El Baix Llobregat impulsa una clasificación que prioriza la deportividad al marcador

El modelo busca liberar a los chicos de una presión que les impide formarse y disfrutar

Víctor Vargas Llamas

Un momento de un partido de fútbol entre los prebenjamines del Sant Ildefons B y la Penya Recreativa Sant Feliu C.

Un momento de un partido de fútbol entre los prebenjamines del Sant Ildefons B y la Penya Recreativa Sant Feliu C. / ALBERT BERTRAN

El árbitro pita el final del partido y una bandada de camisetas naranjas se desbocan hasta el lateral de la pista del pabellón de Sant Ildefons, en Cornellà, para compartir con sus padres una euforia que les desborda. Viendo la escena, cualquiera pensaría que los benjamines del Cornellà Fútbol Sala acaban de ganar la liga. Nada más lejos de la realidad.

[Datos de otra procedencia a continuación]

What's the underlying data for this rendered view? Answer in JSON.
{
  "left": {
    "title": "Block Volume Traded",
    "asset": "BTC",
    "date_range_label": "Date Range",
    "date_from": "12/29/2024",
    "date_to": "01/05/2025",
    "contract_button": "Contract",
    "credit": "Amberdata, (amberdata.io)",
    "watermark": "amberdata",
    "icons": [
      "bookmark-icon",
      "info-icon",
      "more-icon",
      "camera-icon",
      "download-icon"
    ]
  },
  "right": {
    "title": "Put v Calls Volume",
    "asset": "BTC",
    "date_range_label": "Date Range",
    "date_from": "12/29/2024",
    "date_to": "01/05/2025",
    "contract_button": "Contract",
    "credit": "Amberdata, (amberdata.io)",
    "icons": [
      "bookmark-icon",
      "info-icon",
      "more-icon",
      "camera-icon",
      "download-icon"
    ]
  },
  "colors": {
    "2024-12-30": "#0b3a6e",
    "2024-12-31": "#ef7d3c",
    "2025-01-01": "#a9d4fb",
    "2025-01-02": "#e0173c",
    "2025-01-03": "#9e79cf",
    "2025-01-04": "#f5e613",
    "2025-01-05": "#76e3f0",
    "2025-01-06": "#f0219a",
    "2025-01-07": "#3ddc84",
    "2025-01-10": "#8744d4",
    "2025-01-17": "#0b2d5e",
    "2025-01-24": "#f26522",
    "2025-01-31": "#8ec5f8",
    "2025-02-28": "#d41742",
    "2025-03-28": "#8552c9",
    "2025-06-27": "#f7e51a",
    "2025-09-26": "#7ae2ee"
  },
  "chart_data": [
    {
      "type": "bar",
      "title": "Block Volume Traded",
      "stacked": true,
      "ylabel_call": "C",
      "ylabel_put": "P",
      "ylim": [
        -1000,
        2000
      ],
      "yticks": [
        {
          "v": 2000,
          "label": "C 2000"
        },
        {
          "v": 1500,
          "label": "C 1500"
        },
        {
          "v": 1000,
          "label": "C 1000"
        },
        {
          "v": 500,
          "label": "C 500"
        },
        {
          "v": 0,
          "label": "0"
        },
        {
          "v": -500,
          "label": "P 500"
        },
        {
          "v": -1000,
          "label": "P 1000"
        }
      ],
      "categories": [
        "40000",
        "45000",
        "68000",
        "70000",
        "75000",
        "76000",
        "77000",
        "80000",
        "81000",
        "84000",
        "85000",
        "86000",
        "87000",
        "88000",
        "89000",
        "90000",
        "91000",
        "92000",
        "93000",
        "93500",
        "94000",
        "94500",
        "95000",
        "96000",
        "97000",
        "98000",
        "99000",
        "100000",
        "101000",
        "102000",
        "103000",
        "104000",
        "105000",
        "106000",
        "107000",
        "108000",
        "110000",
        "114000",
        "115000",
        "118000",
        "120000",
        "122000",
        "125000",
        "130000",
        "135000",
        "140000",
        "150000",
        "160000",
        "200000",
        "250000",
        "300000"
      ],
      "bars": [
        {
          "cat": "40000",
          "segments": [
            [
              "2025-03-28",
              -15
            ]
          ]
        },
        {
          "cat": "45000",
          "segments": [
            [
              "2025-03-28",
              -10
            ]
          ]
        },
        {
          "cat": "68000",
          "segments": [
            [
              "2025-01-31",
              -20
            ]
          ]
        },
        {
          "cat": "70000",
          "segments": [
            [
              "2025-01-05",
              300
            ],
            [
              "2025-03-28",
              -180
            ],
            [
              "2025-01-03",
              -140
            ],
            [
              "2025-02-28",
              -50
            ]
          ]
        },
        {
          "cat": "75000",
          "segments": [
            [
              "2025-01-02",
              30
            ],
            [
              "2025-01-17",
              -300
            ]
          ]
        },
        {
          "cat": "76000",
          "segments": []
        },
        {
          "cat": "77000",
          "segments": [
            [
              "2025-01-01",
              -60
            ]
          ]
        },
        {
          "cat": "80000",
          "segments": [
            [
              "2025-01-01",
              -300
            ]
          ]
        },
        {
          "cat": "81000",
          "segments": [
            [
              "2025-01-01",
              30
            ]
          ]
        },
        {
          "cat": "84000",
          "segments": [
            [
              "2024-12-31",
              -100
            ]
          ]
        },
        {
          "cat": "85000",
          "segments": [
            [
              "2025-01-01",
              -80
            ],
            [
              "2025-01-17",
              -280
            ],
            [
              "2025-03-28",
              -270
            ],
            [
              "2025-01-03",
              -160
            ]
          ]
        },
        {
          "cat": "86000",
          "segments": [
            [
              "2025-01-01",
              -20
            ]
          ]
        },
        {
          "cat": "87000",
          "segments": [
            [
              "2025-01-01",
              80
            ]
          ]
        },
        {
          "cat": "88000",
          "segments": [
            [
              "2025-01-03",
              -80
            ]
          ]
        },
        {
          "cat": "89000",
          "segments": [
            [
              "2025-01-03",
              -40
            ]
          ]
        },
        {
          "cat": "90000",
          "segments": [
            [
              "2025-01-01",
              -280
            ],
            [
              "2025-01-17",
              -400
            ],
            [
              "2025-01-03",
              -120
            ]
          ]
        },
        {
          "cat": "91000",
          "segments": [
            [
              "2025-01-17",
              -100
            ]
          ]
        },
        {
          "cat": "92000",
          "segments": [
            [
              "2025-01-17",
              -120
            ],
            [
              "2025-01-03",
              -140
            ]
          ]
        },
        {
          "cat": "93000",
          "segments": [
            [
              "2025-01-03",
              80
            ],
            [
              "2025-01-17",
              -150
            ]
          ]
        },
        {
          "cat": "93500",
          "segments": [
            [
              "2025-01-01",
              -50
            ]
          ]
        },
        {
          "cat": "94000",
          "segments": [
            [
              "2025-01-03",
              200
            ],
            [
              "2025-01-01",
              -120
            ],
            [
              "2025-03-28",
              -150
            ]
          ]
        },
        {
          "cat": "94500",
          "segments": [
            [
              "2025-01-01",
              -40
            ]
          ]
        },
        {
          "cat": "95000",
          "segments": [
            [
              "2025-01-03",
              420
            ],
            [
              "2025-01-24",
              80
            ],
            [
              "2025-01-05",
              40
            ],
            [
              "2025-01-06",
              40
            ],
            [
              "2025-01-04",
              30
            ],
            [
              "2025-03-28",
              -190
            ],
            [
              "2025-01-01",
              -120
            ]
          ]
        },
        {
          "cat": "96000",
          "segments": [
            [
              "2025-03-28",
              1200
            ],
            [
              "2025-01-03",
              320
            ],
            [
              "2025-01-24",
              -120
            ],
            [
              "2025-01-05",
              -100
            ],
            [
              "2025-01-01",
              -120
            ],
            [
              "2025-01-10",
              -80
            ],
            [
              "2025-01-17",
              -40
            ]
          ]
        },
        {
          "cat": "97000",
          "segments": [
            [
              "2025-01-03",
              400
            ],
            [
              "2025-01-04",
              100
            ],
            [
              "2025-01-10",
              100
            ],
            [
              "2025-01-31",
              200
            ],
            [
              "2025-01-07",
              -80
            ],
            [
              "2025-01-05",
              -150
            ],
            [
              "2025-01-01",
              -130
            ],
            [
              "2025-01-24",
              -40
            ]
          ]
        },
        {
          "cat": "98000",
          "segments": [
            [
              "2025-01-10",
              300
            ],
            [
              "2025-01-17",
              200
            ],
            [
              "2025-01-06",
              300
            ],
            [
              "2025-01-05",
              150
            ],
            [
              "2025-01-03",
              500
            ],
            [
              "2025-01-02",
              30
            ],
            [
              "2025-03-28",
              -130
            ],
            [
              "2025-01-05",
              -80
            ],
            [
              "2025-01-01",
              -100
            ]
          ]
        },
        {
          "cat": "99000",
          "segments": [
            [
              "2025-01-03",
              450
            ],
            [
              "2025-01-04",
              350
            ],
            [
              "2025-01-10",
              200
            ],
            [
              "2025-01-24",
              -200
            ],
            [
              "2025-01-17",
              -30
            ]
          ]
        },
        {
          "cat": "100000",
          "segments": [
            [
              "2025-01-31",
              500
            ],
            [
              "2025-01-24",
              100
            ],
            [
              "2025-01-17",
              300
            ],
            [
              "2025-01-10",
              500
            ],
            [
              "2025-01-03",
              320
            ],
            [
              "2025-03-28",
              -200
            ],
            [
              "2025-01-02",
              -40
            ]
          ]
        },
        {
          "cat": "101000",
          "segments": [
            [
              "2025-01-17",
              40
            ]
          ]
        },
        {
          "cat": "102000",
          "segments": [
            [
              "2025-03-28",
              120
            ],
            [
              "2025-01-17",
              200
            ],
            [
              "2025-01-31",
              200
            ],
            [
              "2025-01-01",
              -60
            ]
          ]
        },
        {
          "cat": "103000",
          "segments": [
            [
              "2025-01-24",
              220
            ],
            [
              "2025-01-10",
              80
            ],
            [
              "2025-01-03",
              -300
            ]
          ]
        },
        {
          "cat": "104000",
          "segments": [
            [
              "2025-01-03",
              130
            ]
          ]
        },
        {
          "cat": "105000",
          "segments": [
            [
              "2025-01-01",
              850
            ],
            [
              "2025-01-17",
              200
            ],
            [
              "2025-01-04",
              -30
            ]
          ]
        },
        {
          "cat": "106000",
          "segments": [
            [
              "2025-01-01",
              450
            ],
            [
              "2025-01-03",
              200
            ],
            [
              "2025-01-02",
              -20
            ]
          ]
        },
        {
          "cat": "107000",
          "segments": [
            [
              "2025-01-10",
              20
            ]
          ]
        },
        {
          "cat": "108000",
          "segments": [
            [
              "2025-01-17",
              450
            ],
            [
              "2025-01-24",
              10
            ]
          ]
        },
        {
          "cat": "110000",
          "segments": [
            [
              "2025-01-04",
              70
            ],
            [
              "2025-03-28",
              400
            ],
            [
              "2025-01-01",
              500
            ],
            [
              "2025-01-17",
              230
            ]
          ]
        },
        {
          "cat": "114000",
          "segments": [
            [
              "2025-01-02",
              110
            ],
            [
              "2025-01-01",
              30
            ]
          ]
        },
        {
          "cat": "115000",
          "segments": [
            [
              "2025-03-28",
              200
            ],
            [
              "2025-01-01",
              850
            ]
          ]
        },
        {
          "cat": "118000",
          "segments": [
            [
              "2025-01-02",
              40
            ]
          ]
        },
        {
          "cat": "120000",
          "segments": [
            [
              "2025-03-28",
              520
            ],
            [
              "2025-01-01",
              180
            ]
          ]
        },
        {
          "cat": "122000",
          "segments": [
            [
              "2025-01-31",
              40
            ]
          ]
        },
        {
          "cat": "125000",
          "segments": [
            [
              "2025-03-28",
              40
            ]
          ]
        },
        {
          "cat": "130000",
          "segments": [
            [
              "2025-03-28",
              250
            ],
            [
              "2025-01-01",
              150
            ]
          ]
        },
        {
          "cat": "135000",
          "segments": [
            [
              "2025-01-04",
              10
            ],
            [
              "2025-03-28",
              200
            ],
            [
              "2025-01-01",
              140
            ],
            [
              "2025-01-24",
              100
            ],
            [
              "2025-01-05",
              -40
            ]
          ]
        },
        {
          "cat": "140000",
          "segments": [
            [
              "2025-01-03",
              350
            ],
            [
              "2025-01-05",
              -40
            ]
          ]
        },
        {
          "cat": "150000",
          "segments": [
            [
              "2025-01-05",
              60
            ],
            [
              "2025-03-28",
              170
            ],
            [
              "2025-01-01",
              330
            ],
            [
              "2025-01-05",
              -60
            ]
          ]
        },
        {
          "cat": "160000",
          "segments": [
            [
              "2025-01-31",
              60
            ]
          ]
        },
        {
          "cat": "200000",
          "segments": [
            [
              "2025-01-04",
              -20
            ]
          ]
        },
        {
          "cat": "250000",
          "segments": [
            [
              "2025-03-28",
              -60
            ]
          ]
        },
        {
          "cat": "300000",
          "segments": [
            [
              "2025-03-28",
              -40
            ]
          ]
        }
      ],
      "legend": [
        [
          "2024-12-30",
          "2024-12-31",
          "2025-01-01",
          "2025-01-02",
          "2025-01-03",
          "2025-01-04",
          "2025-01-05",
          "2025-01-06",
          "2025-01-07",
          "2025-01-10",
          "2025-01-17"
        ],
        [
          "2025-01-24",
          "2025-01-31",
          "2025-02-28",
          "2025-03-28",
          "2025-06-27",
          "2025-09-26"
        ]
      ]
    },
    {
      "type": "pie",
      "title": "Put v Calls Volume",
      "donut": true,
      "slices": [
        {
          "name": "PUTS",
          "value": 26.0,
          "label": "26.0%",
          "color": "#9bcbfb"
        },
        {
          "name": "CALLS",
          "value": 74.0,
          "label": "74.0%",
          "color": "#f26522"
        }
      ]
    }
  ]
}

De hecho, acaban de encajar una clara derrota en casa (4-7) ante los chavales del Sant Climent. Pero ellos no se sienten perdedores. No pueden hacerlo en un sistema de competición en el que la mayoría de los puntos en juego no se ventilan por lo que diga el marcador, sino por la atmósfera en la que se desarrolla el juego en la pista y, sobre todo, en las gradas y el banquillo, el hábitat de los adultos.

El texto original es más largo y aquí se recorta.